Fecha: 07 de Mayo de 2003

Tribunal: AP A Coruña

Ponente: FERNANDEZ MONTELLS Y FERNANDEZ, ANTONIO MIGUEL

Nº de sentencia: 122/2003

Núm. Cendoj: 15030370042003100242

Núm. Ecli: ES:APC:2003:1078

Núm. Roj: SAP C 1078/2003

Resumen:
La AP estima los recursos de apelación interpuestos por la representación de la demandante. La Sala señala que aquí la acción no se dirigió contra el padre, cuando la presentación de la demanda había fallecido, y por tanto se formuló contra sus hermanos, como sus herederos, fue necesaria la exhumación del cadáver para la realización de la prueba biológica, que fue la prueba decisiva para la determinación de la paternidad.

Encabezamiento

ORDES.-

Rollo: RECURSO DE APELACION 244/2002

VTA.: 21-4-03

FECHA DE REPARTO: 7-2-02

SENTENCIA N° 122

AUDIENCIA PROVINCIAL

Sección Cuarta

Ilmos. Sres. Magistrados:

JOSÉ LUIS SEOANE SPIEGELBERG

CARLOS FUENTES CANDELAS

ANTONIO MIGUEL FERNÁNDEZ MONTELLS FERNÁNDEZ

En A CORUÑA, a siete de mayo de dos mil tres.
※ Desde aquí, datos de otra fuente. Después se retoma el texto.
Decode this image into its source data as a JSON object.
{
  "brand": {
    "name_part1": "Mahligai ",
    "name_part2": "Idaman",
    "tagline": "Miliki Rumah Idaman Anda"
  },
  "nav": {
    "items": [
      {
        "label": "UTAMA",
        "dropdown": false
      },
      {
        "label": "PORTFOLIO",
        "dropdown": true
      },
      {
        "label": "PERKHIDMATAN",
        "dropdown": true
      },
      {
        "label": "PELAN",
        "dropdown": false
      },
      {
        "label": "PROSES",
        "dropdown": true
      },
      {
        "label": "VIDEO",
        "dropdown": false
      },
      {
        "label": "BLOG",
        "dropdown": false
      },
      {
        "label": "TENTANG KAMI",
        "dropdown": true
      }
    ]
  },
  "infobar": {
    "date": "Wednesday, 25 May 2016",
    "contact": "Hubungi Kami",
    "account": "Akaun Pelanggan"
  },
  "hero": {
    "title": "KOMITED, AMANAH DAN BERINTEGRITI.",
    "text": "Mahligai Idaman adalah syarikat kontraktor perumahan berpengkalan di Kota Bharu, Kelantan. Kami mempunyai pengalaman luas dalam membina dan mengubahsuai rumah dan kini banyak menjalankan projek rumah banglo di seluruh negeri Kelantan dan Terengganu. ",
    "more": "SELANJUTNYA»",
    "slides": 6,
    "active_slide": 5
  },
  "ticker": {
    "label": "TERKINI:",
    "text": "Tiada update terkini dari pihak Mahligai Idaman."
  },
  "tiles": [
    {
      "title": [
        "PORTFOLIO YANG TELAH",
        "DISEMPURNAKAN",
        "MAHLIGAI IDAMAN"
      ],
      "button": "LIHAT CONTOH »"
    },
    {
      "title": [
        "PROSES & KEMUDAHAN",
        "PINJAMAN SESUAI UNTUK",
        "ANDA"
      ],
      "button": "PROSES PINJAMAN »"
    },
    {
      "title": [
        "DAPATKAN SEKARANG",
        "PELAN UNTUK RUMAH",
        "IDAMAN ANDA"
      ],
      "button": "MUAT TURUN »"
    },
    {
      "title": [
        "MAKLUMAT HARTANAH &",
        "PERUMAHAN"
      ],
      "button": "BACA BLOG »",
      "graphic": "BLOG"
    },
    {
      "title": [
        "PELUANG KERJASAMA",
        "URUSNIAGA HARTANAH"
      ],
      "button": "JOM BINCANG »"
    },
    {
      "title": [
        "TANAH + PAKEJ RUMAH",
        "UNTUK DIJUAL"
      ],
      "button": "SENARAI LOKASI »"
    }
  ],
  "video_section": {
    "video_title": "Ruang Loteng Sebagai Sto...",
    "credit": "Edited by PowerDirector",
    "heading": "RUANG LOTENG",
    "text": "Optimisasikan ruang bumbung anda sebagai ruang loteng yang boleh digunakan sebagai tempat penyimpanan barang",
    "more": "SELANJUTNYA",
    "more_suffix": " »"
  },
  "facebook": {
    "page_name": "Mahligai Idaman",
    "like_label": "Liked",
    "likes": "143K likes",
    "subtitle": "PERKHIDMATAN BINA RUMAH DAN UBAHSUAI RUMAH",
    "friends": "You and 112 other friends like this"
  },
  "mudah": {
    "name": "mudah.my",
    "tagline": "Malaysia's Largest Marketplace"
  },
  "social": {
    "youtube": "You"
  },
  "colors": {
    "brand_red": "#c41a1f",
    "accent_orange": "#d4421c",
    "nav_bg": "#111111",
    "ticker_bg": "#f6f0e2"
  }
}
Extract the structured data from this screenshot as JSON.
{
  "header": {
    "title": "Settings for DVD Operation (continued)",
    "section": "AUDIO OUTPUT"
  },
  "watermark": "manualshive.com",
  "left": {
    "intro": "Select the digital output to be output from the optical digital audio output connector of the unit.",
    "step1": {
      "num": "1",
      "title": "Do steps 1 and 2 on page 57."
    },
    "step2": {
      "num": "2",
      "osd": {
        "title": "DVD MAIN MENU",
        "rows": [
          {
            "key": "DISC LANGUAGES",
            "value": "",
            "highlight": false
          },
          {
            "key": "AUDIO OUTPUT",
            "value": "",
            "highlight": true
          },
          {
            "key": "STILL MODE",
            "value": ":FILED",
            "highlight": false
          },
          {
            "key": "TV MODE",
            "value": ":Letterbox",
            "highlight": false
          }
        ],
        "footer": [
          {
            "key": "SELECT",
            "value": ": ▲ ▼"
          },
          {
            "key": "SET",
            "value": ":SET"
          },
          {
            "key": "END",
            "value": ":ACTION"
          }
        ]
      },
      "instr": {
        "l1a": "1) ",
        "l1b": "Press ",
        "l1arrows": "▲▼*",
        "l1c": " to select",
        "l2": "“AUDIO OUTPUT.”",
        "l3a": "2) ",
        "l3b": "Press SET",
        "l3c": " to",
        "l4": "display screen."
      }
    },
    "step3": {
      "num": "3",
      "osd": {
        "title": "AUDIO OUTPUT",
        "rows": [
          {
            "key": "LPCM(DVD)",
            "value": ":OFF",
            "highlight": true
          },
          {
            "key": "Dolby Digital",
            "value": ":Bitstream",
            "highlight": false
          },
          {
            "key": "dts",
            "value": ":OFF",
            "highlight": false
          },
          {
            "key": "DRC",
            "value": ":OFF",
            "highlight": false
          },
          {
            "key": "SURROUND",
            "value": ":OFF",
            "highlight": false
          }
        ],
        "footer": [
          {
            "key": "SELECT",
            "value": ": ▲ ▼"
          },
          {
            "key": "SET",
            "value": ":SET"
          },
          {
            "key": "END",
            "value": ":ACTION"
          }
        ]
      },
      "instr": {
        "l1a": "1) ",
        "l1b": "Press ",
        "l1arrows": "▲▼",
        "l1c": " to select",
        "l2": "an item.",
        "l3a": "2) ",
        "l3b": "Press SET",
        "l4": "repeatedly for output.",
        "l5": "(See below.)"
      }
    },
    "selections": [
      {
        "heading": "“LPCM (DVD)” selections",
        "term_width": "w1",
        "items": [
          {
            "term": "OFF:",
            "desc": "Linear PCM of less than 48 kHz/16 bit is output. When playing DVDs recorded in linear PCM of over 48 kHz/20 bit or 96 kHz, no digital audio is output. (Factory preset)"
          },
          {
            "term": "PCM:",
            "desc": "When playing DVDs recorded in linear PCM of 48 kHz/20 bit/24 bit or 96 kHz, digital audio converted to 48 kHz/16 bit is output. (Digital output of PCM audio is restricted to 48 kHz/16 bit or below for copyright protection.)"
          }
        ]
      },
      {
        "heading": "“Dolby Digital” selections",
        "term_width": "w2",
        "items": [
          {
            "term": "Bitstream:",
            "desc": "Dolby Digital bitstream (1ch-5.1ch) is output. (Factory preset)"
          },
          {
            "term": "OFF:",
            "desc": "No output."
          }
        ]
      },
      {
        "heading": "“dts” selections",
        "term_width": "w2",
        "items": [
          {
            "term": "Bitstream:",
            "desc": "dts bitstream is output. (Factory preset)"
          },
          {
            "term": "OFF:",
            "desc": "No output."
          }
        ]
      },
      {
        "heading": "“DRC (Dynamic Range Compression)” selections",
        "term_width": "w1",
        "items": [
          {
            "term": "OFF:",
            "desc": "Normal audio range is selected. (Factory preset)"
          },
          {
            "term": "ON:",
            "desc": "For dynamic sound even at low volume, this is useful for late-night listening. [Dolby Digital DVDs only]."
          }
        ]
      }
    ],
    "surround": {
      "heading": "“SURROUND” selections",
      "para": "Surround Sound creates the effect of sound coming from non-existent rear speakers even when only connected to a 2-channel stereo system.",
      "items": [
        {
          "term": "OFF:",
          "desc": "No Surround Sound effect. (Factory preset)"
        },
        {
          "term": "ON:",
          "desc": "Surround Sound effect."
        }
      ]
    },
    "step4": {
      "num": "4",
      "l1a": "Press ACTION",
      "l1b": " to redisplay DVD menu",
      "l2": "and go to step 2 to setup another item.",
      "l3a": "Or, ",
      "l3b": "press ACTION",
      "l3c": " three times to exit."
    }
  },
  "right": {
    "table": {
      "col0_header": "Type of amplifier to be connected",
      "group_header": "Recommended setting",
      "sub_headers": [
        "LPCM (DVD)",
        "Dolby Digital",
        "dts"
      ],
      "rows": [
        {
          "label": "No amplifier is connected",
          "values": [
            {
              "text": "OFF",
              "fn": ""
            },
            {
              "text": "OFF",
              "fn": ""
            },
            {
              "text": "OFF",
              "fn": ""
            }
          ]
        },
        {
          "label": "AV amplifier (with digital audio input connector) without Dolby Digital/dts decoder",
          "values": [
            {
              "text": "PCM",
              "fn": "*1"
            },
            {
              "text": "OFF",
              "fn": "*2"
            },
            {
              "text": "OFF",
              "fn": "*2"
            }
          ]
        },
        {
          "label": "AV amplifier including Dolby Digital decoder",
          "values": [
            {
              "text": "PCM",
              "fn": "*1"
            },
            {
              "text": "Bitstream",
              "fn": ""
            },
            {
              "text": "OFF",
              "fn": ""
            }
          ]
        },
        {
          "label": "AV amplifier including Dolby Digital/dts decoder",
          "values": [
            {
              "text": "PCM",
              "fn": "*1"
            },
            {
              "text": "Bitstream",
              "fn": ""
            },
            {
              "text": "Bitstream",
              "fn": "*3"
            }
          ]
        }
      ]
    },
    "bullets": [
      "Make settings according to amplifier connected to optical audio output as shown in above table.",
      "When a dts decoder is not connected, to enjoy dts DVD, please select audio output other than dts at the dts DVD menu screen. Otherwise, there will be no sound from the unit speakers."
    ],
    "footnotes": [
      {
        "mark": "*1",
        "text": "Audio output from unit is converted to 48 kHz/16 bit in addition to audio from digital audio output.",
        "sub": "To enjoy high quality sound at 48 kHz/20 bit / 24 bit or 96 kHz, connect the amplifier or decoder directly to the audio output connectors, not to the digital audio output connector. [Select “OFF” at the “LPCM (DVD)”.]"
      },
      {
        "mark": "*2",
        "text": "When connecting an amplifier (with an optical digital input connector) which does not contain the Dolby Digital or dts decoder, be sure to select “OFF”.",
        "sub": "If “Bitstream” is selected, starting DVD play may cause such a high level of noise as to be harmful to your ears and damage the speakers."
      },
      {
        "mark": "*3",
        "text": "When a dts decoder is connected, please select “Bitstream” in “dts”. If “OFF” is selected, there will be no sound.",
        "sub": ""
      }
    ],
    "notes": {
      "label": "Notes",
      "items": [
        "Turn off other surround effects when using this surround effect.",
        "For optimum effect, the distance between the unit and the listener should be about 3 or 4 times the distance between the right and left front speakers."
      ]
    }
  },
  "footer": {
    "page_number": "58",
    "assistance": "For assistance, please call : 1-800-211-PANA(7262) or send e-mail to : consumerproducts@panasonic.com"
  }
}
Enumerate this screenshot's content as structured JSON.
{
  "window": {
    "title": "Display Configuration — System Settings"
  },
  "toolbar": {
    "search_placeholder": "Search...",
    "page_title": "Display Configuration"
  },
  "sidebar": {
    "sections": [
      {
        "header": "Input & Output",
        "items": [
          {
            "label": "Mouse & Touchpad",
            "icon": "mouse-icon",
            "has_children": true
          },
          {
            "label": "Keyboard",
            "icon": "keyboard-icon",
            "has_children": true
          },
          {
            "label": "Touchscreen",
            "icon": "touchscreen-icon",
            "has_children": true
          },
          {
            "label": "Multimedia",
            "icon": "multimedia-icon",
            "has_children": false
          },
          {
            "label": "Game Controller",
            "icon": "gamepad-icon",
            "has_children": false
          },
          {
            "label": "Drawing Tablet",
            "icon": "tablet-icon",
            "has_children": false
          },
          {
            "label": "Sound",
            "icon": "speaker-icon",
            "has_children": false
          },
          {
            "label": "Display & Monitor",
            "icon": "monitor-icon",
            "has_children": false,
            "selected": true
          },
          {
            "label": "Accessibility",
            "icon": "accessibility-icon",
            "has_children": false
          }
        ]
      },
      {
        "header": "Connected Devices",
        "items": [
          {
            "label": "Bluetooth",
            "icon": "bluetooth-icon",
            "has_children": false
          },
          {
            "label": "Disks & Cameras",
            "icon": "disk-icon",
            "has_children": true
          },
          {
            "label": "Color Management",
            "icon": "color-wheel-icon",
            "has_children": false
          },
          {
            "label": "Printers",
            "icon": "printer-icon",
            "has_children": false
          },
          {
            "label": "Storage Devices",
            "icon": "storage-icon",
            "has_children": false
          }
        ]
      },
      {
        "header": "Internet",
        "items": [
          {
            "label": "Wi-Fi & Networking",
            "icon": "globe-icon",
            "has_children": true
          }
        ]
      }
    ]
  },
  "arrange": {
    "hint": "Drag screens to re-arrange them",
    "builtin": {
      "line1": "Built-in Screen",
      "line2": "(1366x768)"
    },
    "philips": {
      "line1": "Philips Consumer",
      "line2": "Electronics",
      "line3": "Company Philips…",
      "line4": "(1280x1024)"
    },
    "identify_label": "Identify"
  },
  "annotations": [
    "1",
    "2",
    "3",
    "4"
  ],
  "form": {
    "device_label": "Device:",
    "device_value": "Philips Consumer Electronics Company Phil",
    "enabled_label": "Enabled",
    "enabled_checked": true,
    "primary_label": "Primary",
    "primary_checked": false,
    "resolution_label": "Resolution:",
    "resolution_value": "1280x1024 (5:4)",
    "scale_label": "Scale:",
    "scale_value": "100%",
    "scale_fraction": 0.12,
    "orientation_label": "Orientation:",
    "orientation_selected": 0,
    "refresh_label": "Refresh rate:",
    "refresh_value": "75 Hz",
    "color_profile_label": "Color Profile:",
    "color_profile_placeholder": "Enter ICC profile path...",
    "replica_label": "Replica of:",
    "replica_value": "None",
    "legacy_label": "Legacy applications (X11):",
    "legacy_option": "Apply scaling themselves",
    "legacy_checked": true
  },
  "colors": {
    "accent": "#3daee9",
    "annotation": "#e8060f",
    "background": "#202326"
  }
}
Vistos por la Sección Cuarta de la Audiencia Provincial, integrada por los señores que al margen se relacionan los presentes autos de Juicio MENOR CUANTIA N° 299/99, sustanciado en el JUZGADO DE 1ª INSTANCIA DE ORDES, y que ante la Audiencia Provincial pendían en grado de apelación, seguidos entre partes de una como DEMANDANTE Y APELANTE DOÑA María Inés , representadaen primera instancia por el Procurador Sr. Castro del Río y con la dirección del Letrado Sr. López Mosteiro y de otra como DEMANDADOS Y APELADOS DON Luis Francisco Y DOÑA Isabel , representados en primera instancia por el Procurador Sr. Gómez Martín y con la dirección del Letrado Sr. Gesto Alonso; versando los autos sobre DECLARACION DE FILIACION Y OTROS EXPREMOS Y AUTO DE 12-12-00 QUE DESESTIMA RECURSO DE REPOSICION Y LA CONDENA EN COSTAS DEL AUTO 12-9-00.

Antecedentes

PRIMERO. Se aceptan y dan por reproducidos los antecedentes de hecho contenidos en la resolución apelada, dictada por el JUZGADO DE 1ª INSTANCIA DE ORDES, con fecha 23-4-01. SU PARTE DISPOSITIVA LITERALMENTE DICE: "FALLO: que debo desestimar y desestimo íntegramente la demanda interpuesta por DOÑA María Inés , representada por el Procurador DON MANUEL CASTRO DEL RIO, contra DON Luis Francisco y DOÑA Isabel , representados por el Procurador DON SANTIAGO GOMEZ MARTIN, así como contra el MINISTERIO FISCAL.".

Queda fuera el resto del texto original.